Beyond simple savings: The added bonuses of energy efficiency

02 Oct 2013 | News
Associated societal and personal benefits range from avoided infrastructure to higher property values

Everyone knows that energy efficiency can reduce use of fossil fuels and emissions of greenhouse gases. But it affects societies in many other ways as well, in what the IEA calls the multiple benefits of energy efficiency.

IEA analysis suggests that these extra gains appear in five key categories: economy-wide impacts such as jobs creation and higher output, or health and well-being improvements; higher industrial productivity; lower infrastructure and operating costs for energy providers; increased property values; and lower public spending.

These five extra benefits are frequently overlooked, so the full value of energy efficiency is often underestimated. For instance, the US Environmental Protection Agency found that every dollar invested in energy efficiency increased a building’s value by triple that amount.

In other cases, benefits come as an additional result of energy savings achieved – for example, avoided investment in infrastructure. Others flow from efficiency measures independently of energy savings themselves.

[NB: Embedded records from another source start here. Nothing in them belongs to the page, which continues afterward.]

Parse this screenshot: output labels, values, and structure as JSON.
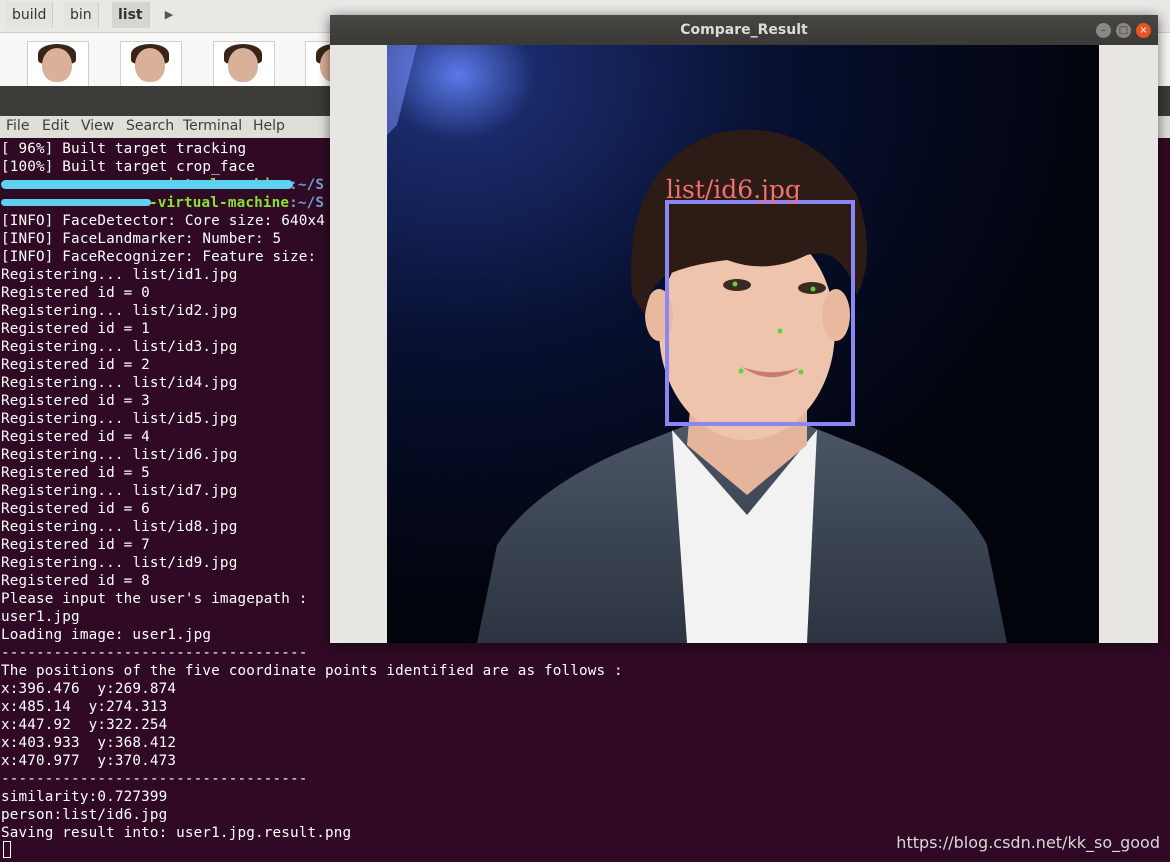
{
  "file_manager": {
    "breadcrumbs": [
      "build",
      "bin",
      "list"
    ],
    "active_crumb": "list"
  },
  "terminal": {
    "menu": [
      "File",
      "Edit",
      "View",
      "Search",
      "Terminal",
      "Help"
    ],
    "lines": [
      "[ 96%] Built target tracking",
      "[100%] Built target crop_face",
      "",
      "",
      "[INFO] FaceDetector: Core size: 640x4",
      "[INFO] FaceLandmarker: Number: 5",
      "[INFO] FaceRecognizer: Feature size:",
      "Registering... list/id1.jpg",
      "Registered id = 0",
      "Registering... list/id2.jpg",
      "Registered id = 1",
      "Registering... list/id3.jpg",
      "Registered id = 2",
      "Registering... list/id4.jpg",
      "Registered id = 3",
      "Registering... list/id5.jpg",
      "Registered id = 4",
      "Registering... list/id6.jpg",
      "Registered id = 5",
      "Registering... list/id7.jpg",
      "Registered id = 6",
      "Registering... list/id8.jpg",
      "Registered id = 7",
      "Registering... list/id9.jpg",
      "Registered id = 8",
      "Please input the user's imagepath :",
      "user1.jpg",
      "Loading image: user1.jpg",
      "-----------------------------------",
      "The positions of the five coordinate points identified are as follows :",
      "x:396.476  y:269.874",
      "x:485.14  y:274.313",
      "x:447.92  y:322.254",
      "x:403.933  y:368.412",
      "x:470.977  y:370.473",
      "-----------------------------------",
      "similarity:0.727399",
      "person:list/id6.jpg",
      "Saving result into: user1.jpg.result.png"
    ],
    "prompt1_host": "-virtual-machine",
    "prompt1_path": ":~/S",
    "prompt2_host": "-virtual-machine",
    "prompt2_path": ":~/S"
  },
  "result_window": {
    "title": "Compare_Result",
    "match_label": "list/id6.jpg",
    "box_color": "#8a86f2",
    "label_color": "#f07070",
    "landmark_color": "#60d040"
  },
  "watermark": "https://blog.csdn.net/kk_so_good"
}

Studies show a range of employment effects from energy efficiency investment whose impacts average about 17 to 19 jobs generated for every EUR 1 million spent on efficiency interventions. These jobs result from the direct creation of posts as well as new employment further up the production chain as efficiency provides consumers new savings that they can spend, bolstering overall economic activity.

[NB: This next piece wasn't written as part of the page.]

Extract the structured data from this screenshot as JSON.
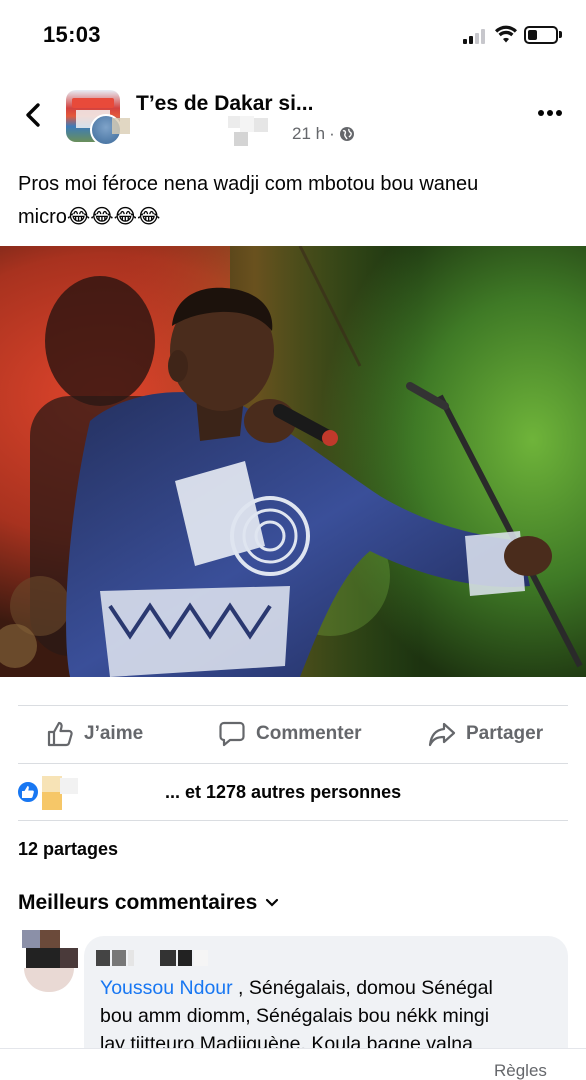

The benefit of such new spending may help to explain where the energy goes when reductions in consumption expected from an energy efficiency policy fall short – the “rebound” effect.

The rebound effect presents a challenge to the effectiveness of energy efficiency policy. Consumers often choose to reinvest savings to satisfy previously unmet energy needs. For example, after installing insulation, a household might decide to turn up the temperature on the thermostat. In cases like this, the rebound effect may be negative for energy savings but is positive for society in other ways – increasing the health and well-being of occupants of that house, not to mention their productivity in society. To understand the real impact of energy efficiency requires evaluating its impacts across sectors beyond fuel savings.

The five multiple benefits at a glance

Among the many ways energy efficiency contributes to better health are improved indoor temperatures, minimising damp and mould in homes, and reducing respiratory and other illnesses, particularly among children. In the developing world, the replacement of inefficient and highly polluting cookstoves could halve the incidence of child pneumonia.

Improvements in the energy efficiency of a home, car, power plant or other asset can increase its market value. “Green” buildings have higher rental and resale values, studies show, as well as better occupancy levels and lower operating expenses and capitalisation rates. As energy is a top operating cost in most offices, resale value can include the net present value of future energy savings from improvements. 

The reduced demand for energy from efficiency limits brownouts or worse and also reduces the investments needed to install additional energy infrastructure to meet high demand. For energy providers, benefits range from improved service for customers to reduced operating costs and higher rates of bill payment.

In industry, efficiency not only raises profit through lower operating costs, it can also provide consistency and improvement in quality and output. Studies suggest that the multiple benefits in the overall industrial sector may be worth up to 2.5 times the value of energy savings.

Energy efficiency also offers positive macroeconomic impacts, encompassing a range of aggregate benefits for an economy. These include increases in gross domestic product, improved trade balance for fuel-importing countries, heightened national competitiveness – and the cumulative benefits of all other impacts. These macroeconomic gains are mainly indirect effects resulting from increased consumer spending and economy-wide investment in energy efficiency, as well as from lower energy expenditures, and are of particular importance during recessions.

The original article was published on the IEA website and appears in the latest issue of IEA Energy: The Journal of the International Energy Agency.